The next morning Bilbo woke up with the early sun in his eyes.
We rejoin Thorin and company in the eagles' eyries, from where they're airlifted to a great big rock in the middle of Anduin, the Great River of Wilderland. It's actually a bit odd how little attention flying gets in the story; we're rather matter-of-factly told that an eagle grabbed Bilbo and they flew off, and then later he rode an eagle in another direction. As bourgeois as Bilbo is, I still don't think he can possible ever have flown before, so you'd really think that it would be a bigger deal, but for some reason Tolkien doesn't seem to think so. "What is finer than flying?" asks the eagle, and it's tough to reply, because we have very little idea what flying is like. Hell, we don't even get a landscape description. I'm a bit disappointed.

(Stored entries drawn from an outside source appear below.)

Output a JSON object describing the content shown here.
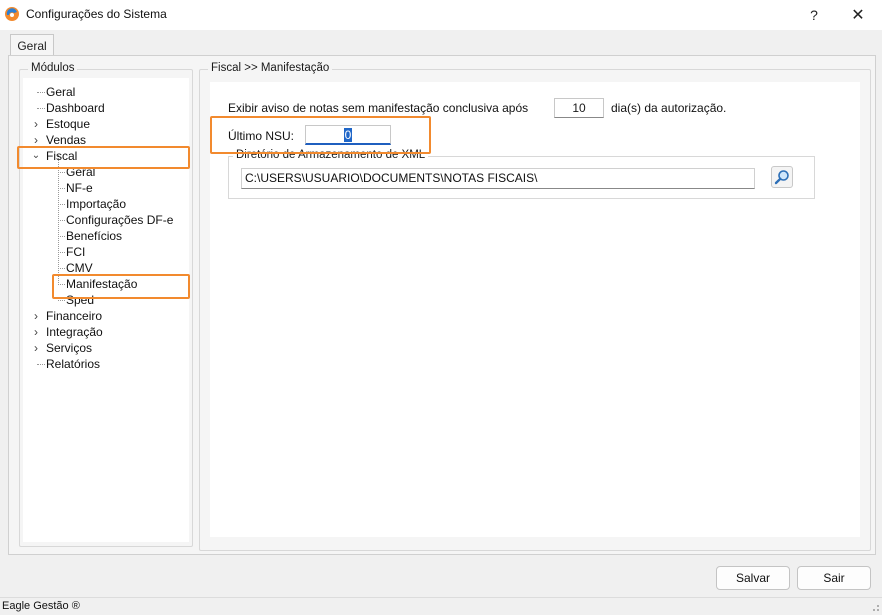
{
  "window": {
    "title": "Configurações do Sistema",
    "help_label": "?",
    "close_label": "✕"
  },
  "tab": {
    "label": "Geral"
  },
  "modules": {
    "title": "Módulos",
    "items": [
      {
        "label": "Geral"
      },
      {
        "label": "Dashboard"
      },
      {
        "label": "Estoque"
      },
      {
        "label": "Vendas"
      },
      {
        "label": "Fiscal"
      },
      {
        "label": "Geral"
      },
      {
        "label": "NF-e"
      },
      {
        "label": "Importação"
      },
      {
        "label": "Configurações DF-e"
      },
      {
        "label": "Benefícios"
      },
      {
        "label": "FCI"
      },
      {
        "label": "CMV"
      },
      {
        "label": "Manifestação"
      },
      {
        "label": "Sped"
      },
      {
        "label": "Financeiro"
      },
      {
        "label": "Integração"
      },
      {
        "label": "Serviços"
      },
      {
        "label": "Relatórios"
      }
    ]
  },
  "content": {
    "group_title": "Fiscal >> Manifestação",
    "warning_label": "Exibir aviso de notas sem manifestação conclusiva após",
    "warning_days_value": "10",
    "warning_suffix": "dia(s) da autorização.",
    "nsu_label": "Último NSU:",
    "nsu_value": "0",
    "xml_group_title": "Diretório de Armazenamento de XML",
    "xml_path_value": "C:\\USERS\\USUARIO\\DOCUMENTS\\NOTAS FISCAIS\\"
  },
  "buttons": {
    "save_label": "Salvar",
    "exit_label": "Sair"
  },
  "status": {
    "text": "Eagle Gestão ®"
  },
  "colors": {
    "highlight": "#f28a2e",
    "selection": "#1f66c8"
  },
  "icons": {
    "app": "app-logo-icon",
    "expand": "chevron-right-icon",
    "collapse": "chevron-down-icon",
    "search": "magnifier-icon"
  }
}
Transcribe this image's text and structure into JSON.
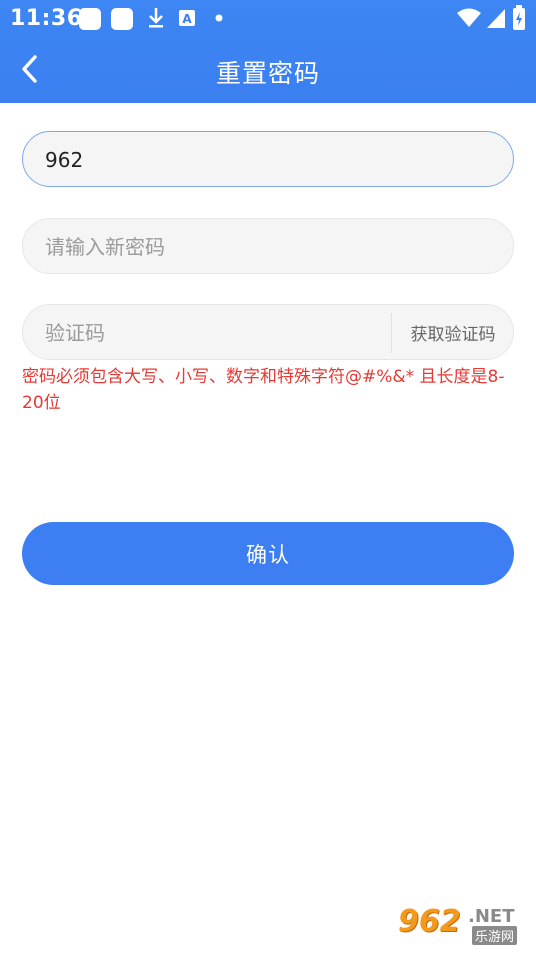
{
  "status_bar": {
    "time": "11:36",
    "notification_icons": [
      "app-square-icon",
      "app-square-icon",
      "download-icon",
      "font-icon",
      "dot-icon"
    ],
    "right_icons": [
      "wifi-icon",
      "signal-icon",
      "battery-icon"
    ]
  },
  "header": {
    "title": "重置密码",
    "back_icon": "chevron-left-icon",
    "background_color": "#3b7ff0"
  },
  "form": {
    "account": {
      "value": "962",
      "placeholder": ""
    },
    "new_password": {
      "value": "",
      "placeholder": "请输入新密码"
    },
    "verification_code": {
      "value": "",
      "placeholder": "验证码"
    },
    "get_code_label": "获取验证码",
    "hint": "密码必须包含大写、小写、数字和特殊字符@#%&* 且长度是8-20位",
    "hint_color": "#e53935"
  },
  "confirm_button": {
    "label": "确认",
    "color": "#3d7ef2"
  },
  "watermark": {
    "number": "962",
    "net": ".NET",
    "sub": "乐游网"
  }
}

But land on the Carrock they do. The classic problem of airborne operations is supply, and that's true here as well: the dwarves have no food and no transport. To arrange some, Gandalf proposes to introduce them to one of his colleague Radagast's friends, a crazed hippie berserker. This is all the more necessary because Gandalf is going to be leaving Thorin and company to attend to business elsewhere, which, given their track record so far, honestly seems like a terrible idea. One gets the impression that dwarven expeditions that set off without wizards aren't going to get much farther than the first troll, who will probably see them less as a glorious adventuring party and more like a convenient food delivery.
But Gandalf is still with Bilbo and the dwarves, and he concocts a plot to get around the werebear Beorn's irascibility: he'll go up to Beorn's place with Bilbo, start telling him the story of how they got there, and sort of gradually work up to revealing that they have a bunch of dwarves with them as well. This is done, with Gandalf making the occasional off-hand reference to his traveling companions, at which point a couple more dwarves show up, until Gandalf has effectively tricked Beorn into letting the whole bunch of them into his hall. It's a particularly well-written scene, and Beorn enjoys the story and maybe even the subterfuge enough to make the travelers his guests for the night.

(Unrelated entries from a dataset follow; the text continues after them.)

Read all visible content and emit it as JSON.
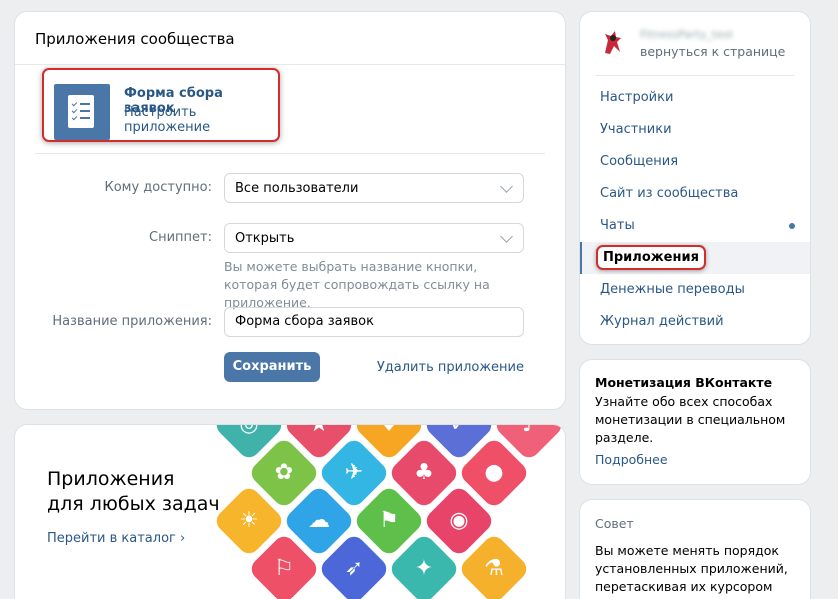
{
  "main": {
    "title": "Приложения сообщества",
    "app": {
      "name": "Форма сбора заявок",
      "setup_link": "Настроить приложение"
    },
    "form": {
      "access_label": "Кому доступно:",
      "access_value": "Все пользователи",
      "snippet_label": "Сниппет:",
      "snippet_value": "Открыть",
      "snippet_hint": "Вы можете выбрать название кнопки, которая будет сопровождать ссылку на приложение.",
      "name_label": "Название приложения:",
      "name_value": "Форма сбора заявок"
    },
    "save_button": "Сохранить",
    "delete_link": "Удалить приложение"
  },
  "promo": {
    "title_line1": "Приложения",
    "title_line2": "для любых задач",
    "catalog_link": "Перейти в каталог ›"
  },
  "sidebar": {
    "profile_name": "FitnessParty_test",
    "back_link": "вернуться к странице",
    "items": [
      {
        "label": "Настройки"
      },
      {
        "label": "Участники"
      },
      {
        "label": "Сообщения"
      },
      {
        "label": "Сайт из сообщества"
      },
      {
        "label": "Чаты"
      },
      {
        "label": "Приложения"
      },
      {
        "label": "Денежные переводы"
      },
      {
        "label": "Журнал действий"
      }
    ],
    "active_item": "Приложения"
  },
  "monetization": {
    "title": "Монетизация ВКонтакте",
    "text": "Узнайте обо всех способах монетизации в специальном разделе.",
    "link": "Подробнее"
  },
  "tip": {
    "title": "Совет",
    "text": "Вы можете менять порядок установленных приложений, перетаскивая их курсором"
  },
  "colors": {
    "accent": "#4a76a8",
    "link": "#2a5885",
    "highlight_border": "#d42b2b",
    "background": "#edeef0"
  }
}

Memorable dialogue from Beorn: "Troop of ponies? What were you - a traveling circus?" Honestly? Pretty much.
This chapter is our first glimpse of Tolkien the environmentalist: Beorn lives with a bunch of animals he talks with, keeps bee-pastures and apparently doesn't take at all kindly to people who kill animals. The food at his table is vegetarian. It's an unexpected combination with the fact that the one thing that made Beorn well-disposed to the dwarves more than anything else was that they'd murdered orcs. But like I said, hippie berserker. Bechdel test update: I don't even think any of Beorn's animals were female.
The traveling circus hangs out at Beorn's for another day, and having ascertained that they really did murder hella orcs Beorn gives them vegetarian provisions and lends them ponies to ride to Mirkwood. He strongly entreats them to both send the ponies back when they reach the woods, and under no conditions whatsoever leave the path once they get there. They ride up to the edge of the forest, send the ponies back and say goodbye to Gandalf, who tells them several times that they have to remember that once they get into the forest, they must on no account leave the path ever.